The city is the main character and its actual characters are simply playing supporting parts, beholden to the city’s simultaneous overwhelming size and suffocating intimacy. To live it, you have to make peace with hit, as Det. Muldoon (Barry Fitzgerald) has done. He may have been on the force for two decades but he’s not grizzled, not depressed, not counting the days ‘til retirement. There’s a magnificent shot when he’s perched at his window watching a few girls below playing a rope-jumping game and speaks to the way he treats detective work – as a game.
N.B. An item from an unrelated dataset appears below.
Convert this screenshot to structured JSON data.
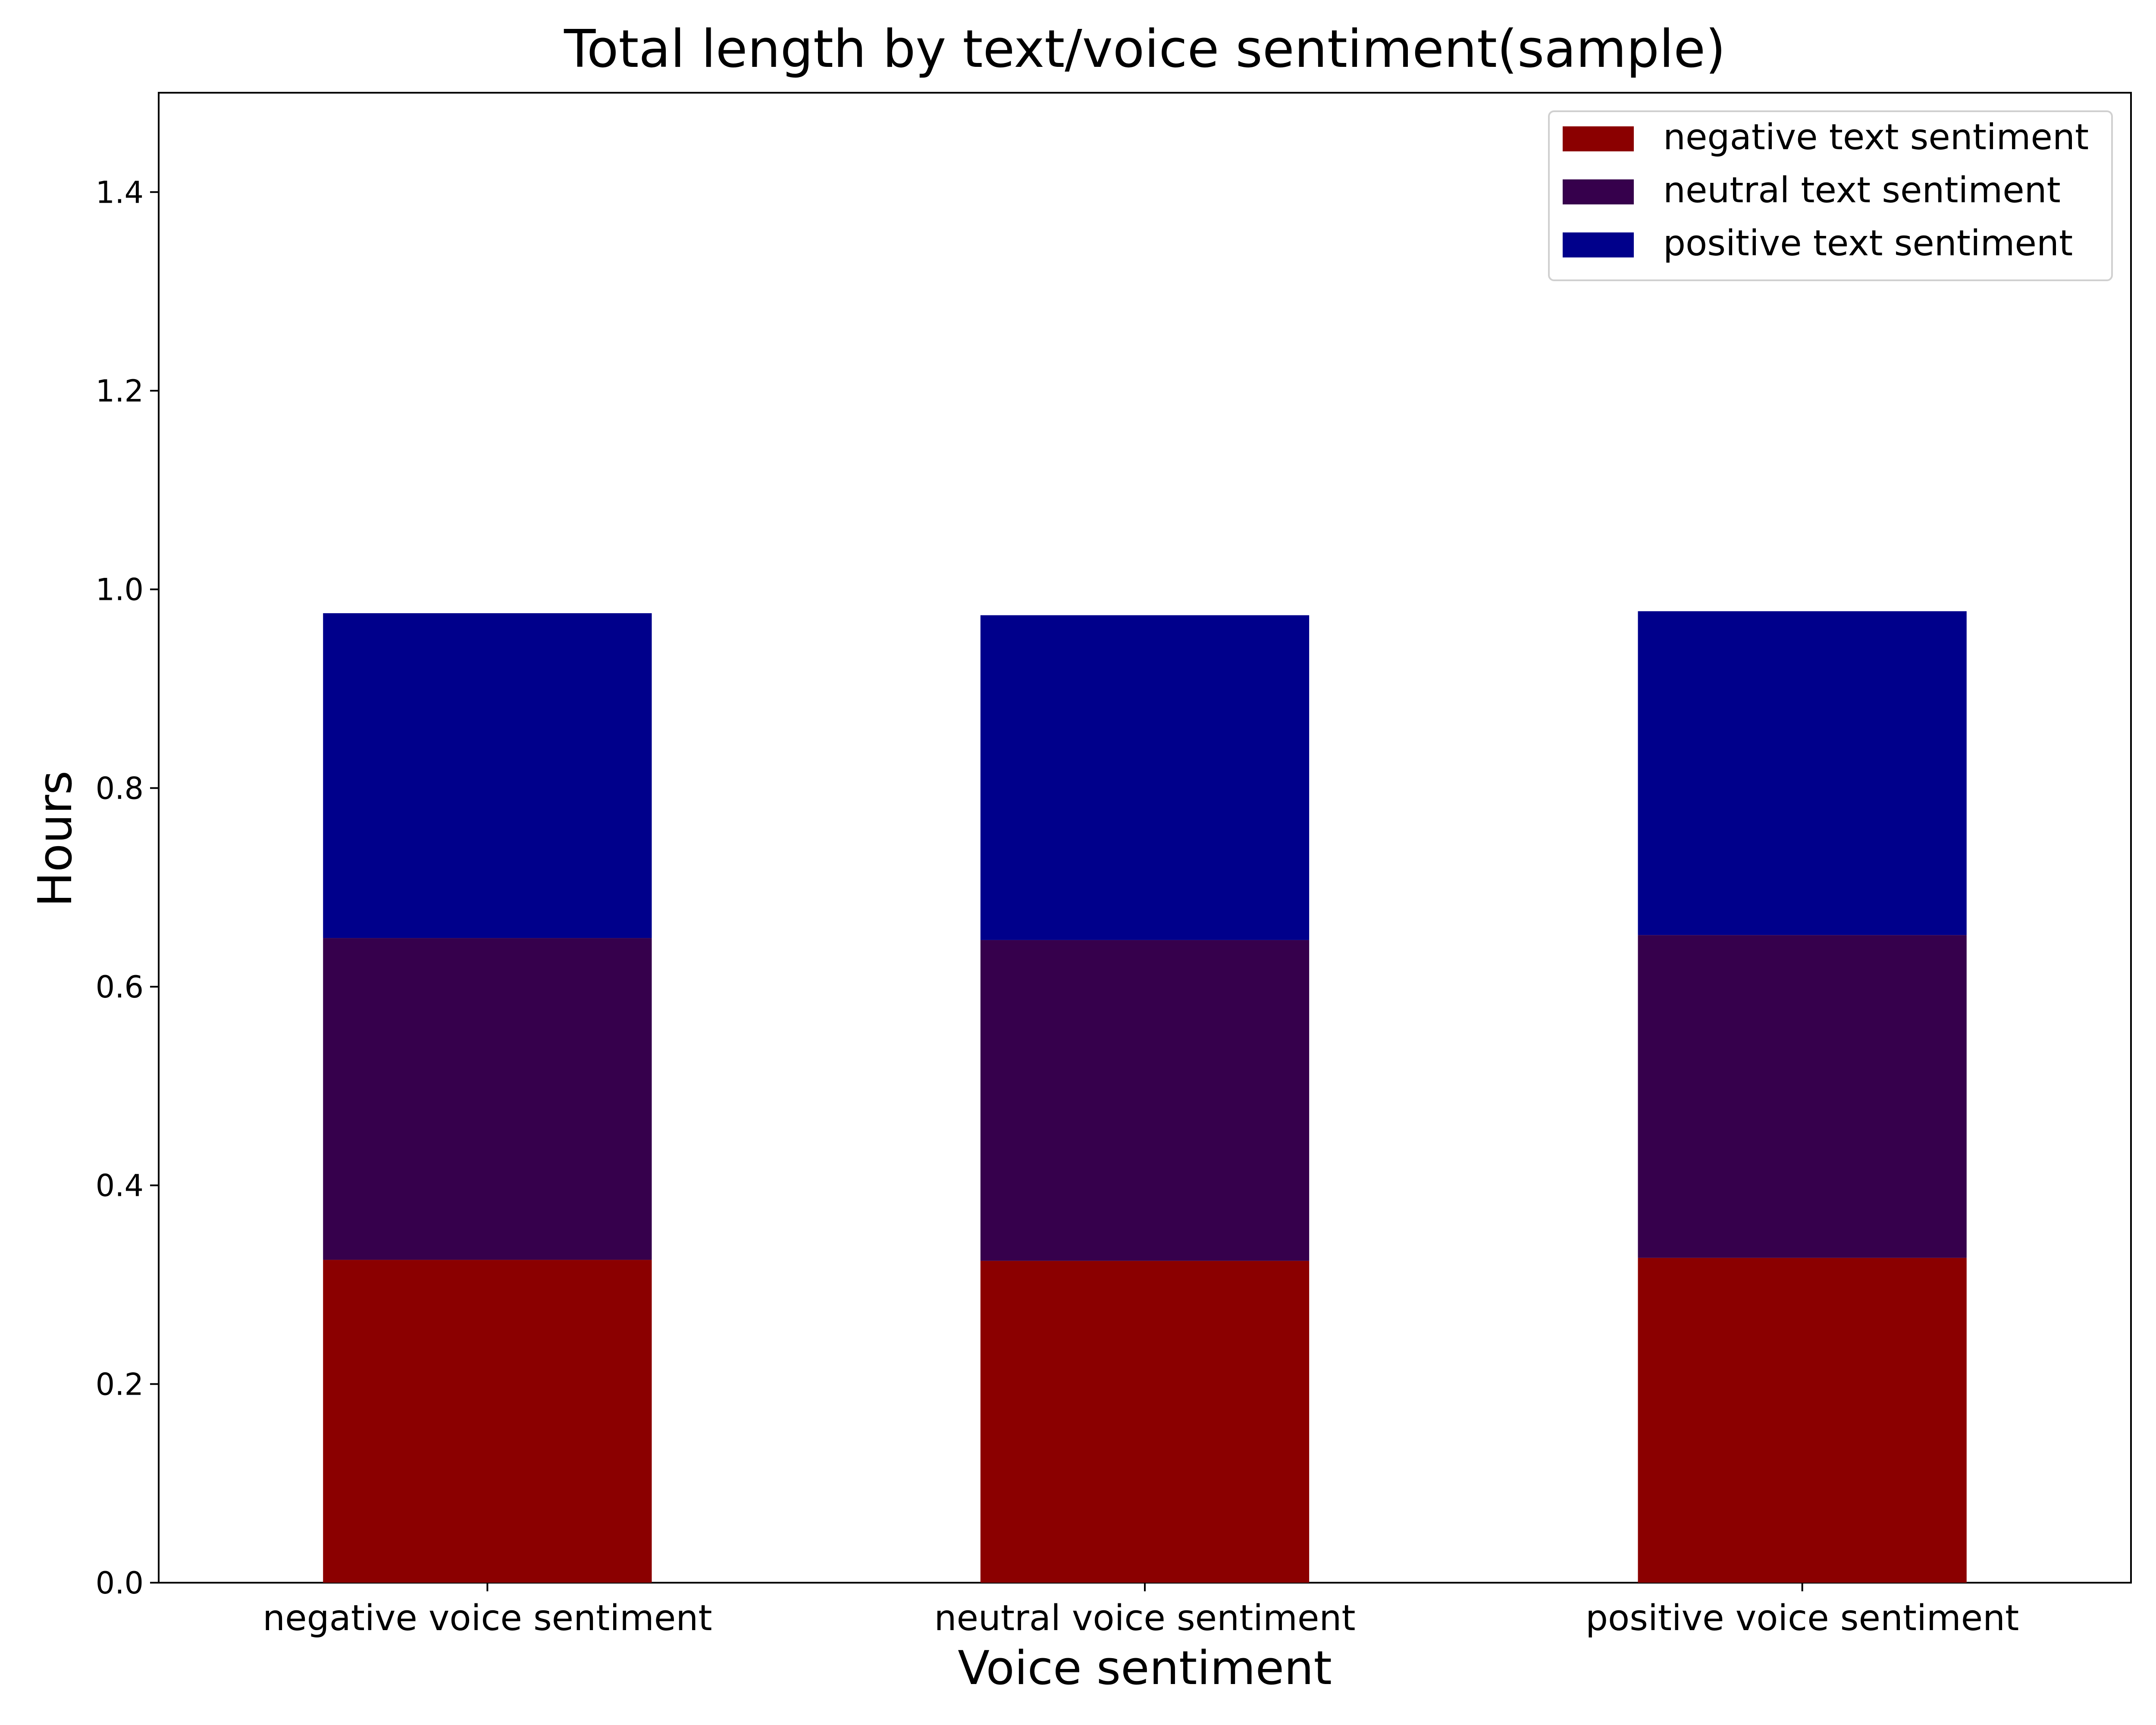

Every new development results in heightened eyebrows, a quizzical smile.

His partner, Jimmy Halloran (Don Taylor), is the obligatory newbie, and the only scene that gets away from the urban jungle is one at home with his wife which is set to chirping music like it’s a scene from The Donna Reed Show. And yet, a subtle undercurrent of darkness lingers, emblemized by his wife asking her hubby to give their son a spanking. Jimmy seems to know he needs to but can’t bring himself to do it, likely because his hearth & home is his safe haven, the place where everything is supposed to be as happy as that music on the soundtrack makes it seem.

That’s what makes the end so powerful. On the surface, it’s just another chase sequence topped with a case of Climbing Killer Scenario. But it’s so much more. It’s the principal villain thinking he can be swallowed up by the city, never to be found, only to wind up completely exposed and helpless, which is pretty much the perfect metaphor for what the big city inevitably does to us all.